Nachdem das Chaos sich etwas gelichtet hatte und alles fertig und unterwegs zum Landgericht war, wurde deutlich, dass ich ein nicht ganz kurzes Dokument quasi umsonst übersetzt hatte.

Die Frage war nun: rechne ich das ab oder nicht?

Einerseits hatte es die Kundin ja ursprünglich beauftragt; dass sie es nun nicht mehr brauchte, war ja nicht mein Problem. Ich hätte die beglaubigte Übersetzung fertigstellen und direkt an die Kundin schicken können.
Ich bin mir auch sicher, dass sie anstandslos bezahlt hätte.

Andererseits war die ganze Sache von Anfang an sehr verwirrend, auch für die Kundin (was an den Behörden im Zielland lag, nicht etwa an mangelnder Organisation seitens der Kundin), sodass sich die angeforderten Dokumente ständig änderten.
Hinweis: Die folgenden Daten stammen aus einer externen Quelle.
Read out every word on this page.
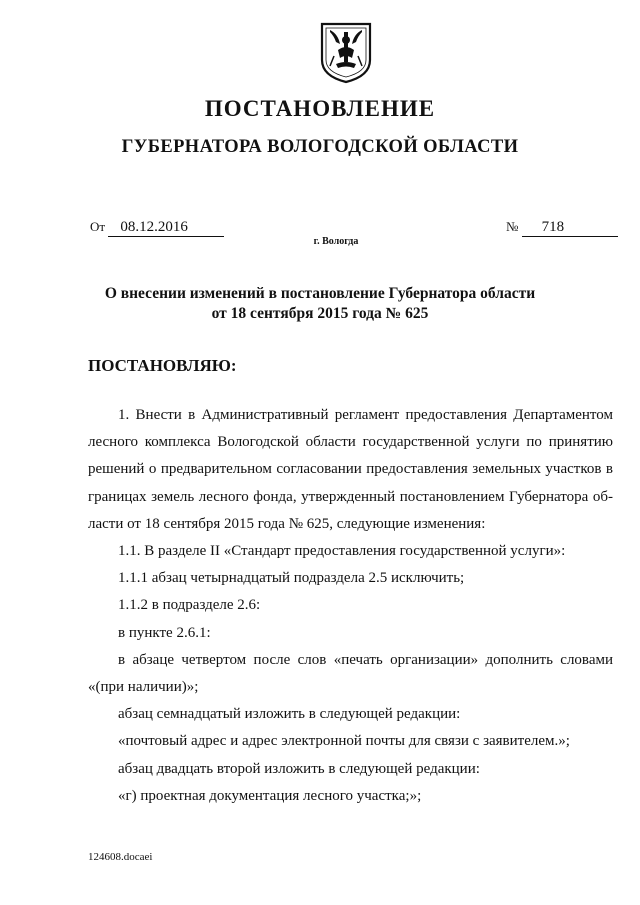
ПОСТАНОВЛЕНИЕ
ГУБЕРНАТОРА ВОЛОГОДСКОЙ ОБЛАСТИ
От 08.12.2016	№ 718
г. Вологда
О внесении изменений в постановление Губернатора области
от 18 сентября 2015 года № 625
ПОСТАНОВЛЯЮ:

1. Внести в Административный регламент предоставления Департаментом

лесного комплекса Вологодской области государственной услуги по принятию

решений о предварительном согласовании предоставления земельных участков в

границах земель лесного фонда, утвержденный постановлением Губернатора об-

ласти от 18 сентября 2015 года № 625, следующие изменения:

1.1. В разделе II «Стандарт предоставления государственной услуги»:

1.1.1 абзац четырнадцатый подраздела 2.5 исключить;

1.1.2 в подразделе 2.6:

в пункте 2.6.1:

в абзаце четвертом после слов «печать организации» дополнить словами

«(при наличии)»;

абзац семнадцатый изложить в следующей редакции:

«почтовый адрес и адрес электронной почты для связи с заявителем.»;

абзац двадцать второй изложить в следующей редакции:

«г) проектная документация лесного участка;»;

124608.docaei
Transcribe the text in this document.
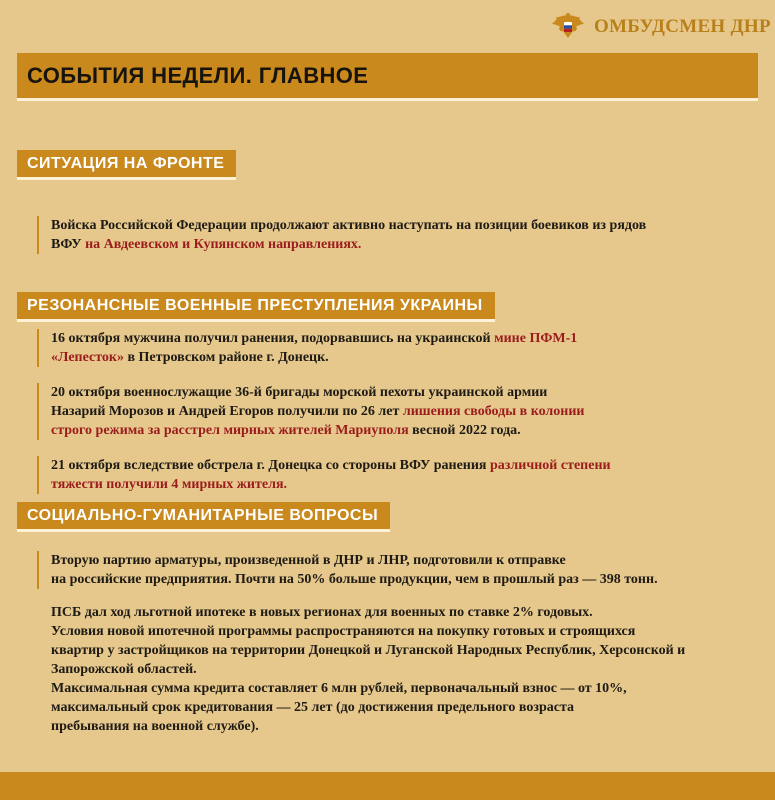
ОМБУДСМЕН ДНР
СОБЫТИЯ НЕДЕЛИ. ГЛАВНОЕ
СИТУАЦИЯ НА ФРОНТЕ
Войска Российской Федерации продолжают активно наступать на позиции боевиков из рядов
ВФУ на Авдеевском и Купянском направлениях.
РЕЗОНАНСНЫЕ ВОЕННЫЕ ПРЕСТУПЛЕНИЯ УКРАИНЫ
16 октября мужчина получил ранения, подорвавшись на украинской мине ПФМ-1
«Лепесток» в Петровском районе г. Донецк.
20 октября военнослужащие 36-й бригады морской пехоты украинской армии
Назарий Морозов и Андрей Егоров получили по 26 лет лишения свободы в колонии
строго режима за расстрел мирных жителей Мариуполя весной 2022 года.
21 октября вследствие обстрела г. Донецка со стороны ВФУ ранения различной степени
тяжести получили 4 мирных жителя.
СОЦИАЛЬНО-ГУМАНИТАРНЫЕ ВОПРОСЫ
Вторую партию арматуры, произведенной в ДНР и ЛНР, подготовили к отправке
на российские предприятия. Почти на 50% больше продукции, чем в прошлый раз — 398 тонн.
ПСБ дал ход льготной ипотеке в новых регионах для военных по ставке 2% годовых.
Условия новой ипотечной программы распространяются на покупку готовых и строящихся
квартир у застройщиков на территории Донецкой и Луганской Народных Республик, Херсонской и
Запорожской областей.
Максимальная сумма кредита составляет 6 млн рублей, первоначальный взнос — от 10%,
максимальный срок кредитования — 25 лет (до достижения предельного возраста
пребывания на военной службе).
Dass ich letztendlich nur eines quasi zu viel übersetzt hatte, war also noch richtig gut.

Ich entschied mich schließlich, dieses Dokument nicht zu berechnen. Irgendwie hatte ich so ein Gefühl, dass sie es doch noch brauchen würden.

Und – ich sollte Recht behalten!

Letzte Woche schrieb die Kundin mir und fragte, ob ich das Dokument nicht vielleicht doch schon übersetzt hätte, weil sie es jetzt doch bräuchten. Tatsächlich waren es nun sogar nochmal 10 Seiten mehr, weil noch zusätzliche Unterschriften-Dokumente und Bescheinigungen an die beglaubigte Abschrift angefügt worden waren, aber zumindest hatte ich die Hälfte ja schon fertig. So konnte ich das Ganze also auch in der wieder sehr kurzen Frist fertigstellen und ans Landgericht schicken für die Apostille.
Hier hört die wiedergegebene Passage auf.